If it's hard to explain to a child why they can't play because some men in Switzerland don't allow it, how do you explain to two brothers that the older one cannot play at Barcelona, but the younger one can do so at Espanyol?
This is what is happening to the Kelleys, a family from north America who have been settled in the Catalan capital for a few years. They have two children who like football. The younger one, Kristian Kelley, plays totally normally, at Benjamin A level at Espanyol. The older one, Kevin, is in the Alevin C level at Barcelona but cannot play. The two are brothers, minors in age and with all their papers in order. But one can play and the other can't.

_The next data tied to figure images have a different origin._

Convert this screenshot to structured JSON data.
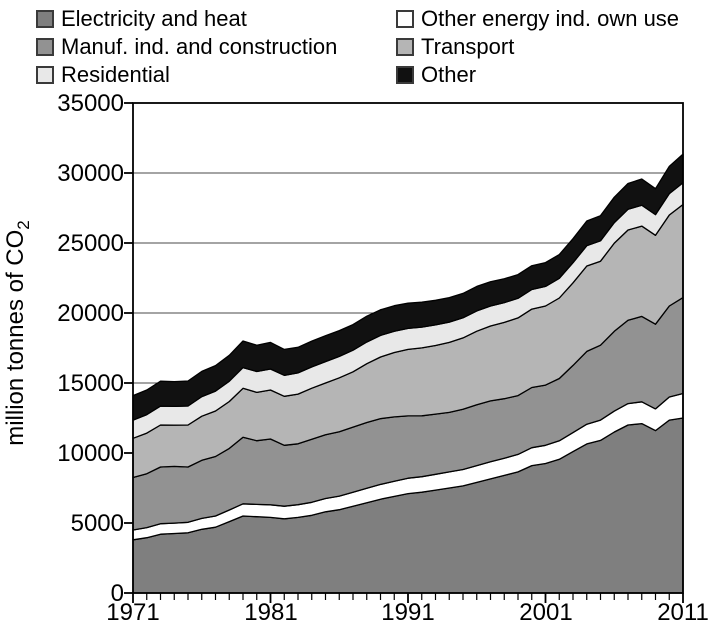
{
  "legend": {
    "items": [
      {
        "label": "Electricity and heat",
        "color": "#7f7f7f"
      },
      {
        "label": "Other energy ind. own use",
        "color": "#ffffff"
      },
      {
        "label": "Manuf. ind. and construction",
        "color": "#929292"
      },
      {
        "label": "Transport",
        "color": "#b5b5b5"
      },
      {
        "label": "Residential",
        "color": "#e8e8e8"
      },
      {
        "label": "Other",
        "color": "#111111"
      }
    ]
  },
  "axes": {
    "y": {
      "label_main": "million tonnes of CO",
      "label_sub": "2",
      "ticks": [
        35000,
        30000,
        25000,
        20000,
        15000,
        10000,
        5000,
        0
      ],
      "min": 0,
      "max": 35000
    },
    "x": {
      "ticks": [
        1971,
        1981,
        1991,
        2001,
        2011
      ],
      "min": 1971,
      "max": 2011
    }
  },
  "chart_data": {
    "type": "area",
    "stacked": true,
    "title": "",
    "xlabel": "",
    "ylabel": "million tonnes of CO2",
    "xlim": [
      1971,
      2011
    ],
    "ylim": [
      0,
      35000
    ],
    "grid": true,
    "legend_position": "top",
    "x": [
      1971,
      1972,
      1973,
      1974,
      1975,
      1976,
      1977,
      1978,
      1979,
      1980,
      1981,
      1982,
      1983,
      1984,
      1985,
      1986,
      1987,
      1988,
      1989,
      1990,
      1991,
      1992,
      1993,
      1994,
      1995,
      1996,
      1997,
      1998,
      1999,
      2000,
      2001,
      2002,
      2003,
      2004,
      2005,
      2006,
      2007,
      2008,
      2009,
      2010,
      2011
    ],
    "series": [
      {
        "name": "Electricity and heat",
        "color": "#7f7f7f",
        "values": [
          3800,
          3950,
          4200,
          4250,
          4300,
          4550,
          4700,
          5100,
          5500,
          5450,
          5400,
          5300,
          5400,
          5550,
          5800,
          5950,
          6200,
          6450,
          6700,
          6900,
          7100,
          7200,
          7350,
          7500,
          7650,
          7900,
          8150,
          8400,
          8650,
          9100,
          9250,
          9550,
          10100,
          10650,
          10900,
          11500,
          12000,
          12100,
          11600,
          12350,
          12500
        ]
      },
      {
        "name": "Other energy ind. own use",
        "color": "#ffffff",
        "values": [
          700,
          720,
          750,
          740,
          750,
          780,
          800,
          830,
          870,
          880,
          900,
          900,
          910,
          930,
          950,
          970,
          1000,
          1030,
          1060,
          1080,
          1100,
          1110,
          1130,
          1150,
          1170,
          1200,
          1220,
          1230,
          1250,
          1280,
          1300,
          1320,
          1360,
          1410,
          1450,
          1490,
          1530,
          1560,
          1550,
          1650,
          1750
        ]
      },
      {
        "name": "Manuf. ind. and construction",
        "color": "#929292",
        "values": [
          3750,
          3850,
          4050,
          4050,
          3950,
          4150,
          4250,
          4400,
          4750,
          4550,
          4700,
          4350,
          4350,
          4500,
          4550,
          4600,
          4650,
          4700,
          4700,
          4600,
          4450,
          4350,
          4300,
          4250,
          4300,
          4350,
          4350,
          4250,
          4200,
          4300,
          4300,
          4450,
          4800,
          5200,
          5350,
          5700,
          5950,
          6100,
          6050,
          6500,
          6850
        ]
      },
      {
        "name": "Transport",
        "color": "#b5b5b5",
        "values": [
          2800,
          2900,
          3000,
          2950,
          3000,
          3150,
          3250,
          3350,
          3500,
          3450,
          3500,
          3500,
          3550,
          3650,
          3700,
          3850,
          3950,
          4200,
          4400,
          4600,
          4750,
          4850,
          4900,
          5000,
          5100,
          5250,
          5350,
          5450,
          5550,
          5600,
          5650,
          5750,
          5900,
          6100,
          6000,
          6300,
          6450,
          6450,
          6350,
          6500,
          6650
        ]
      },
      {
        "name": "Residential",
        "color": "#e8e8e8",
        "values": [
          1300,
          1320,
          1350,
          1340,
          1360,
          1400,
          1420,
          1450,
          1480,
          1490,
          1500,
          1500,
          1510,
          1520,
          1530,
          1530,
          1540,
          1550,
          1540,
          1520,
          1500,
          1480,
          1470,
          1450,
          1440,
          1450,
          1430,
          1410,
          1400,
          1400,
          1400,
          1410,
          1430,
          1450,
          1460,
          1470,
          1480,
          1490,
          1480,
          1530,
          1550
        ]
      },
      {
        "name": "Other",
        "color": "#111111",
        "values": [
          1750,
          1760,
          1780,
          1770,
          1780,
          1800,
          1820,
          1850,
          1900,
          1880,
          1900,
          1850,
          1830,
          1840,
          1850,
          1840,
          1830,
          1840,
          1830,
          1820,
          1800,
          1780,
          1760,
          1750,
          1740,
          1750,
          1730,
          1700,
          1690,
          1700,
          1700,
          1690,
          1720,
          1760,
          1790,
          1810,
          1840,
          1870,
          1850,
          1950,
          2050
        ]
      }
    ]
  }
}
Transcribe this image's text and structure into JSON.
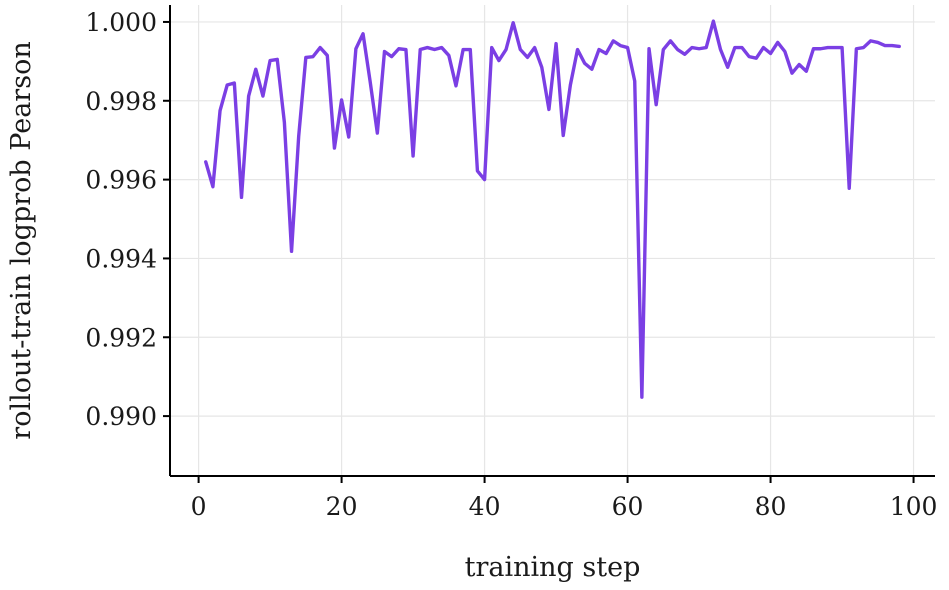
{
  "chart_data": {
    "type": "line",
    "title": "",
    "xlabel": "training step",
    "ylabel": "rollout-train logprob Pearson",
    "xlim": [
      -4,
      103
    ],
    "ylim": [
      0.98848,
      1.00043
    ],
    "xticks": [
      0,
      20,
      40,
      60,
      80,
      100
    ],
    "xtick_labels": [
      "0",
      "20",
      "40",
      "60",
      "80",
      "100"
    ],
    "yticks": [
      0.99,
      0.992,
      0.994,
      0.996,
      0.998,
      1.0
    ],
    "ytick_labels": [
      "0.990",
      "0.992",
      "0.994",
      "0.996",
      "0.998",
      "1.000"
    ],
    "grid": true,
    "color": "#7b3fe4",
    "series": [
      {
        "x": [
          1,
          2,
          3,
          4,
          5,
          6,
          7,
          8,
          9,
          10,
          11,
          12,
          13,
          14,
          15,
          16,
          17,
          18,
          19,
          20,
          21,
          22,
          23,
          24,
          25,
          26,
          27,
          28,
          29,
          30,
          31,
          32,
          33,
          34,
          35,
          36,
          37,
          38,
          39,
          40,
          41,
          42,
          43,
          44,
          45,
          46,
          47,
          48,
          49,
          50,
          51,
          52,
          53,
          54,
          55,
          56,
          57,
          58,
          59,
          60,
          61,
          62,
          63,
          64,
          65,
          66,
          67,
          68,
          69,
          70,
          71,
          72,
          73,
          74,
          75,
          76,
          77,
          78,
          79,
          80,
          81,
          82,
          83,
          84,
          85,
          86,
          87,
          88,
          89,
          90,
          91,
          92,
          93,
          94,
          95,
          96,
          97,
          98
        ],
        "values": [
          0.99645,
          0.99582,
          0.99775,
          0.9984,
          0.99845,
          0.99555,
          0.99812,
          0.9988,
          0.99812,
          0.99902,
          0.99905,
          0.99745,
          0.99418,
          0.9971,
          0.9991,
          0.99912,
          0.99935,
          0.99915,
          0.9968,
          0.99802,
          0.99708,
          0.99932,
          0.9997,
          0.99848,
          0.99718,
          0.99925,
          0.99912,
          0.99932,
          0.9993,
          0.9966,
          0.9993,
          0.99935,
          0.9993,
          0.99935,
          0.99915,
          0.99838,
          0.9993,
          0.9993,
          0.99622,
          0.996,
          0.99935,
          0.99902,
          0.9993,
          0.99998,
          0.9993,
          0.9991,
          0.99935,
          0.99885,
          0.99778,
          0.99945,
          0.99712,
          0.9984,
          0.9993,
          0.99895,
          0.9988,
          0.9993,
          0.9992,
          0.99952,
          0.9994,
          0.99935,
          0.9985,
          0.99048,
          0.99932,
          0.9979,
          0.9993,
          0.99952,
          0.9993,
          0.99918,
          0.99935,
          0.99932,
          0.99935,
          1.00002,
          0.9993,
          0.99885,
          0.99935,
          0.99935,
          0.99912,
          0.99908,
          0.99935,
          0.9992,
          0.99948,
          0.99925,
          0.9987,
          0.99892,
          0.99875,
          0.99932,
          0.99932,
          0.99935,
          0.99935,
          0.99935,
          0.99578,
          0.99932,
          0.99935,
          0.99952,
          0.99948,
          0.9994,
          0.9994,
          0.99938
        ]
      }
    ]
  }
}
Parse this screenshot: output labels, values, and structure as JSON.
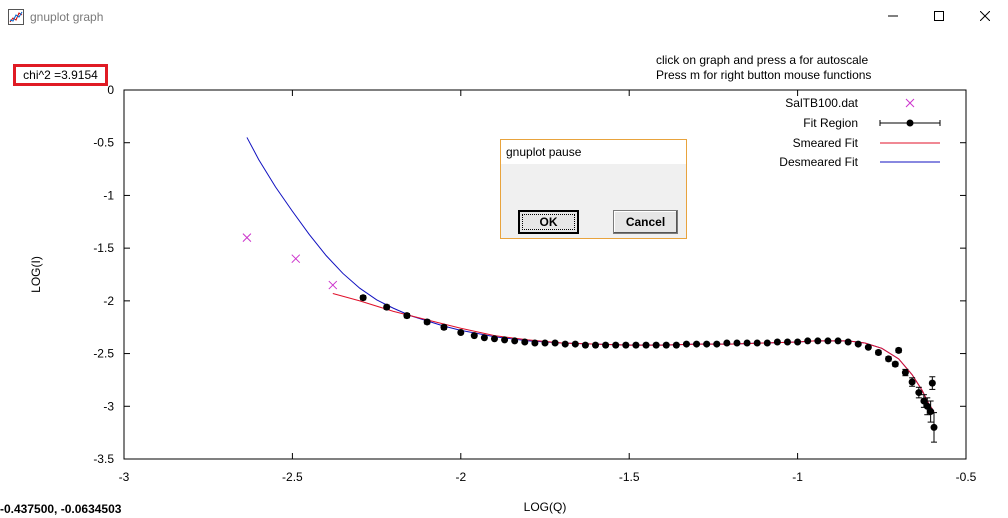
{
  "window": {
    "title": "gnuplot graph",
    "icon": "gnuplot-app-icon",
    "buttons": [
      "minimize-icon",
      "maximize-icon",
      "close-icon"
    ]
  },
  "chi_label": "chi^2 =3.9154",
  "hints": [
    "click on graph and press a for autoscale",
    "Press m for right button mouse functions"
  ],
  "status_coords": "-0.437500, -0.0634503",
  "dialog": {
    "title": "gnuplot pause",
    "ok": "OK",
    "cancel": "Cancel"
  },
  "colors": {
    "data_marker": "#cc33cc",
    "fit_region": "#000000",
    "smeared": "#e0102a",
    "desmeared": "#1010c0",
    "highlight": "#e01b24"
  },
  "chart_data": {
    "type": "scatter",
    "xlabel": "LOG(Q)",
    "ylabel": "LOG(I)",
    "xlim": [
      -3,
      -0.5
    ],
    "ylim": [
      -3.5,
      0
    ],
    "xticks": [
      -3,
      -2.5,
      -2,
      -1.5,
      -1,
      -0.5
    ],
    "yticks": [
      0,
      -0.5,
      -1,
      -1.5,
      -2,
      -2.5,
      -3,
      -3.5
    ],
    "legend_position": "top-right",
    "series": [
      {
        "name": "SalTB100.dat",
        "marker": "x",
        "x": [
          -2.635,
          -2.49,
          -2.38
        ],
        "y": [
          -1.4,
          -1.6,
          -1.85
        ]
      },
      {
        "name": "Fit Region",
        "marker": "filled-circle-errorbar",
        "x": [
          -2.29,
          -2.22,
          -2.16,
          -2.1,
          -2.05,
          -2.0,
          -1.96,
          -1.93,
          -1.9,
          -1.87,
          -1.84,
          -1.81,
          -1.78,
          -1.75,
          -1.72,
          -1.69,
          -1.66,
          -1.63,
          -1.6,
          -1.57,
          -1.54,
          -1.51,
          -1.48,
          -1.45,
          -1.42,
          -1.39,
          -1.36,
          -1.33,
          -1.3,
          -1.27,
          -1.24,
          -1.21,
          -1.18,
          -1.15,
          -1.12,
          -1.09,
          -1.06,
          -1.03,
          -1.0,
          -0.97,
          -0.94,
          -0.91,
          -0.88,
          -0.85,
          -0.82,
          -0.79,
          -0.76,
          -0.73,
          -0.71,
          -0.7,
          -0.68,
          -0.66,
          -0.64,
          -0.625,
          -0.615,
          -0.605,
          -0.6,
          -0.595
        ],
        "y": [
          -1.97,
          -2.06,
          -2.14,
          -2.2,
          -2.25,
          -2.3,
          -2.33,
          -2.35,
          -2.36,
          -2.37,
          -2.38,
          -2.39,
          -2.4,
          -2.4,
          -2.4,
          -2.41,
          -2.41,
          -2.42,
          -2.42,
          -2.42,
          -2.42,
          -2.42,
          -2.42,
          -2.42,
          -2.42,
          -2.42,
          -2.42,
          -2.41,
          -2.41,
          -2.41,
          -2.41,
          -2.4,
          -2.4,
          -2.4,
          -2.4,
          -2.4,
          -2.39,
          -2.39,
          -2.39,
          -2.38,
          -2.38,
          -2.38,
          -2.38,
          -2.39,
          -2.41,
          -2.44,
          -2.49,
          -2.55,
          -2.6,
          -2.47,
          -2.68,
          -2.77,
          -2.87,
          -2.95,
          -3.0,
          -3.05,
          -2.78,
          -3.2
        ],
        "err": [
          0.02,
          0.02,
          0.02,
          0.02,
          0.02,
          0.01,
          0.01,
          0.01,
          0.01,
          0.01,
          0.01,
          0.01,
          0.01,
          0.01,
          0.01,
          0.01,
          0.01,
          0.01,
          0.01,
          0.01,
          0.01,
          0.01,
          0.01,
          0.01,
          0.01,
          0.01,
          0.01,
          0.01,
          0.01,
          0.01,
          0.01,
          0.01,
          0.01,
          0.01,
          0.01,
          0.01,
          0.01,
          0.01,
          0.01,
          0.01,
          0.01,
          0.01,
          0.01,
          0.01,
          0.01,
          0.01,
          0.02,
          0.02,
          0.02,
          0.02,
          0.03,
          0.04,
          0.05,
          0.06,
          0.08,
          0.1,
          0.06,
          0.14
        ]
      },
      {
        "name": "Smeared Fit",
        "marker": "line",
        "x": [
          -2.38,
          -2.3,
          -2.2,
          -2.1,
          -2.0,
          -1.9,
          -1.8,
          -1.7,
          -1.6,
          -1.5,
          -1.4,
          -1.3,
          -1.2,
          -1.1,
          -1.0,
          -0.95,
          -0.9,
          -0.85,
          -0.8,
          -0.75,
          -0.7,
          -0.66,
          -0.63,
          -0.61,
          -0.595
        ],
        "y": [
          -1.93,
          -2.0,
          -2.1,
          -2.18,
          -2.26,
          -2.33,
          -2.37,
          -2.4,
          -2.41,
          -2.42,
          -2.42,
          -2.41,
          -2.41,
          -2.4,
          -2.39,
          -2.38,
          -2.38,
          -2.38,
          -2.4,
          -2.45,
          -2.55,
          -2.7,
          -2.85,
          -2.98,
          -3.05
        ]
      },
      {
        "name": "Desmeared Fit",
        "marker": "line",
        "x": [
          -2.635,
          -2.6,
          -2.55,
          -2.5,
          -2.45,
          -2.4,
          -2.35,
          -2.3,
          -2.25,
          -2.2,
          -2.15,
          -2.1,
          -2.05,
          -2.0,
          -1.95,
          -1.9,
          -1.85,
          -1.8,
          -1.7,
          -1.6,
          -1.5,
          -1.4,
          -1.3,
          -1.2,
          -1.1,
          -1.0,
          -0.95,
          -0.9,
          -0.85,
          -0.8,
          -0.75,
          -0.7,
          -0.66,
          -0.63,
          -0.61,
          -0.595
        ],
        "y": [
          -0.45,
          -0.66,
          -0.92,
          -1.15,
          -1.37,
          -1.57,
          -1.74,
          -1.88,
          -1.99,
          -2.07,
          -2.14,
          -2.19,
          -2.24,
          -2.28,
          -2.31,
          -2.34,
          -2.36,
          -2.38,
          -2.4,
          -2.41,
          -2.42,
          -2.42,
          -2.41,
          -2.41,
          -2.4,
          -2.39,
          -2.38,
          -2.38,
          -2.38,
          -2.4,
          -2.45,
          -2.55,
          -2.7,
          -2.85,
          -2.98,
          -3.05
        ]
      }
    ]
  }
}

But nobody thinks that Espanyol have cheated and for this Kristian can play normally. Nothing of that - Espanyol have done things well. And Barcelona too.
The difference is in the FIFA rule, more than unjust, quite incoherent, which is different for minors of 10 years and those above that age.
Those above 10 have to present the CTI (Certificate of International Transfer) and under that, no. The CTI is a document that has to include, among other things, birth cirticifcate, academic desination, approval of the Federation of the country of origin, or certificate of work and residence of the parents.
This is why Kristian, who was born in 2006 and has not turned 10, can play without having the document, and Kevin, from 2005, has to present it. All legal. But very difficult to explain - and moreso to a child.